2. How does generative AI generate new content?
It is trained on massive amounts of data, which results in a foundational model.
This model can then perform general tasks such as text summarization. It can also be further trained on new datasets, which leads to fine-tuned models that can be used for specific tasks in specific fields such as finance and healthcare.
3. What does Generative AI Studio do?
Generative AI Studio allows users to rapidly prototype and customize generative AI models with no code or low code and to use the generative AI capabilities in their applications.
4. What does Generative AI Studio currently support?
>Language
>Prompt design for different tasks
>Conversation creation
>Tuning and deployment of language models
>Image
>Image generation
>Image editing
>Speech
>Generation of text from speech
>Generation of speech from text
5. What are the main features of Generative AI Studio Language?
>Prompt design
>Conversation creation
>Model tuning
6. What is a prompt?
In the world of generative AI, a prompt is just a fancy name for the input text that you feed to your model.
You can feed your desired input text like questions and instructions to the model.
The model then provides a response based on how you structured your prompt; therefore, the answers you get depend on the questions you ask.
7. What is prompt design?
The process of finding and designing the best input text to get the desired response back from the model is called prompt design, which often involves a lot of experimentation.

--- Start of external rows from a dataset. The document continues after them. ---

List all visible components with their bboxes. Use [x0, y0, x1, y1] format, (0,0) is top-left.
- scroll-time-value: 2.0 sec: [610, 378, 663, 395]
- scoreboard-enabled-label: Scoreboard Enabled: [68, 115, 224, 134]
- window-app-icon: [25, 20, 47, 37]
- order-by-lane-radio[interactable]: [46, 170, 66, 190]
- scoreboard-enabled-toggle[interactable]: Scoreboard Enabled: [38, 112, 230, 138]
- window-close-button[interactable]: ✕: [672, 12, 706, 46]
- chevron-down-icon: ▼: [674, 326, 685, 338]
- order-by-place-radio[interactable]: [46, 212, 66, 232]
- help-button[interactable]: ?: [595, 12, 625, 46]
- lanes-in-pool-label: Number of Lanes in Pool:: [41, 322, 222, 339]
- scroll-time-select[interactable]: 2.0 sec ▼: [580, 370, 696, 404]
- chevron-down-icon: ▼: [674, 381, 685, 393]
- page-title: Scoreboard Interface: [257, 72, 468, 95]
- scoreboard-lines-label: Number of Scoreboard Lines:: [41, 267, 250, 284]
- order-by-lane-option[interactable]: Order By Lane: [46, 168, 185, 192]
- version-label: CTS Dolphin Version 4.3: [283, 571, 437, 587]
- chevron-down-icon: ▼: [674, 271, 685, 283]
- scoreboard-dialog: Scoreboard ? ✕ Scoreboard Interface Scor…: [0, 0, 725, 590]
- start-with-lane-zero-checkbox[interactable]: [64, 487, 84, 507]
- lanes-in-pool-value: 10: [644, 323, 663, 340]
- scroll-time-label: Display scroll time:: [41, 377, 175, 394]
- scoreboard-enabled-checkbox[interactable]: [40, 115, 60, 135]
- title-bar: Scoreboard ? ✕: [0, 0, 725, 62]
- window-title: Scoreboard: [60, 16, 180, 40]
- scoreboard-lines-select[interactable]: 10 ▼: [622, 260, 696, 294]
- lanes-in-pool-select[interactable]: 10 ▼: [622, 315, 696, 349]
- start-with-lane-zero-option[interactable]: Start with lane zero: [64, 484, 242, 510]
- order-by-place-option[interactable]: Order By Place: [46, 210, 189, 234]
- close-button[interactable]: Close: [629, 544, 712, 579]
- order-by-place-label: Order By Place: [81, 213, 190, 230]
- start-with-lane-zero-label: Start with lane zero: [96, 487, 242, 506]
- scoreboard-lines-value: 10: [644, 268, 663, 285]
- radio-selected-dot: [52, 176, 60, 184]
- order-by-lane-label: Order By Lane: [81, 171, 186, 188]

8. What is the difference between zero-shot, one-shot, and few-shot prompting?
>Zero-shot prompting: Provides one single command with no examples.
>One-shot prompting: Provides one example of the task.
>Few-shot prompting: Provides a few examples of the task often with the description of the context.
9. What are the best practices for prompt design?
>Be concise
>Be specific and well-defined
>Ask one task at a time
>Turn generative tasks into classification tasks
>Improve response quality by including examples
10. What are the mode parameters that you can tune in Generative AI Studio Language to improve the response that fits your requirement?
>Model type
>Temperate
>Top K
>Top P
11. What does temperature mean as a tuning parameter?
Temperature is a number used to tune the degree of randomness. Low temperature means choosing the most likely and predictable words. For example, the word "flowers" in the sentence "The garden is full of beautiful__." High temperature means choosing the words that have low possibility and are more unusual. For example, the word "bugs" in the sentence "The garden is full of beautiful__. "
12. How do you tune a language model in Generative AI Studio?
You need to specify the tuning parameters, the tuning dataset, and the tuning objective.